Doch bald schon hat Charlotte nicht mehr wirklich viel Freizeit und wirklich ganz andere Sorgen.

„Charlotte kann sich an vieles nicht mehr erinnern aus der Zeit in München, vor allem die Erinnerung an die Gefühle von damals ist ihr zum großen Teil abhandengekommen.“

Zuckerbrot und Peitsche ist das Motto des machthungrigen Verlegers, der Charlottes Grenzen mehr als ein Mal überschreitet. Doch irgendwie ist sie auch stolz darauf, wie gut sie ihre Arbeit macht und wie lange sie es im Verhältnis zu etlichen vorherigen Assistentinnen schon geschafft hat. Das kann man doch nicht einfach aufgeben!

Während die Eltern die Sache kleinreden und Charlotte zum Durchhalten ermutigen, bleiben Beziehungen und mentale Gesundheit auf der Strecke.
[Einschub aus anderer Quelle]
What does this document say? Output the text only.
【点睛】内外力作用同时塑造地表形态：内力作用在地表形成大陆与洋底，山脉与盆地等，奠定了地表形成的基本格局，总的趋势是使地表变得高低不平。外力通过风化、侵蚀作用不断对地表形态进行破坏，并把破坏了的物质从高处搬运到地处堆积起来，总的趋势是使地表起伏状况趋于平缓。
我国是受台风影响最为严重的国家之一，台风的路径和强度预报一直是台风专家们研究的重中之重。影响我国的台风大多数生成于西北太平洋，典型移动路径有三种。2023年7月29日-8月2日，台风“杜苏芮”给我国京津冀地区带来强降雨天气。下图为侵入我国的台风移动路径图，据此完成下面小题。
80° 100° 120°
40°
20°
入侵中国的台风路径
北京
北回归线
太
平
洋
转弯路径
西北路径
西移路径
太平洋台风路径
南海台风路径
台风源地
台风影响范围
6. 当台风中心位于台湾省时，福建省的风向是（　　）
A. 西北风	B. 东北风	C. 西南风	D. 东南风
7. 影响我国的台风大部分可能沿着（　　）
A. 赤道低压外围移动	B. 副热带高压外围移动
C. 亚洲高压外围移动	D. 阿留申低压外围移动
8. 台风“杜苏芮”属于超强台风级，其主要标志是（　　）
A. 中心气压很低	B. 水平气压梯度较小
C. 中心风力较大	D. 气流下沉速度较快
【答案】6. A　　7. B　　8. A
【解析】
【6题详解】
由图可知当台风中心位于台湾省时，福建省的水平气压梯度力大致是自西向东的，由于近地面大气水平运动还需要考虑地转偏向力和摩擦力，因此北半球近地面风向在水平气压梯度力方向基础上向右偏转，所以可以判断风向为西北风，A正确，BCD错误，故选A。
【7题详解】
Doch wenn man es im Berufsleben zu etwas bringen will, muss man eben dabeibleiben, sich eine harte Schale zulegen… oder?

„Wichtige und mächtige Männer haben bestimmt alle ihre Neurosen, dachte Charlotte. Sonst würden sie bestimmt durchdrehen, die armen Männer.“

 

Das Besondere an Die Assistentin

Die Assistentin spielt damit, dass man eigentlich schon ganz genau weiß, wie es ausgeht – dass man eigentlich von nichts wirklich überrascht wird – aber dass auch genau diese Unausweichlichkeit den besonderen Charme ausmacht.

Braucht man einen Spannungsbogen oder überraschende Wendungen, um eine gute Geschichte zu erzählen? Nein. Die Assistentin lebt davon, dass wir alle genau wissen, was kommt, es leider viel zu gut verstehen können und dennoch das Happy End kaum erwarten können.

Caroline Wahl erzählt schonungslos und rau, bleibt aber dennoch ihrer flüssigen und oft leicht rotzigen Art treu.

„Aber Novellen verkaufen sich nicht gut und sind ja auch irgendwie scheiße. Wenn, dann ein Roman.

Also: Charlotte bleibt, die Erzählung wird weitergehen, und sie wird so (ähnlich) weitergehen wie bisher, so viel kann jetzt schon verraten werden.“

Caroline Wahl begeistert in Die Assistentin nicht nur mit ihrer Erzählweise, sie ist direkter, ehrlicher und schonungsloser als je zuvor. Sie behandelt allgegenwärtige Themen wie den Berufseinstieg, scheinbar unerreichbare Träume, die Abnabelung von den Eltern und eben auch Machtmissbrauch und seine Konsequenzen. Die psychologischen Auswirkungen, die wir an Protagonistin Charlotte beobachten konnten, waren so greifbar, so echt, dass es und mehr als einmal erschüttert hat. Und zwar genau, weil es uns so alltäglich vorkam, weil wir uns selbst leider viel zu oft in genau dieser Situation gesehen haben und wissen, dass wir vielleicht auch nicht besser auf uns aufgepasst hätten als Charlotte.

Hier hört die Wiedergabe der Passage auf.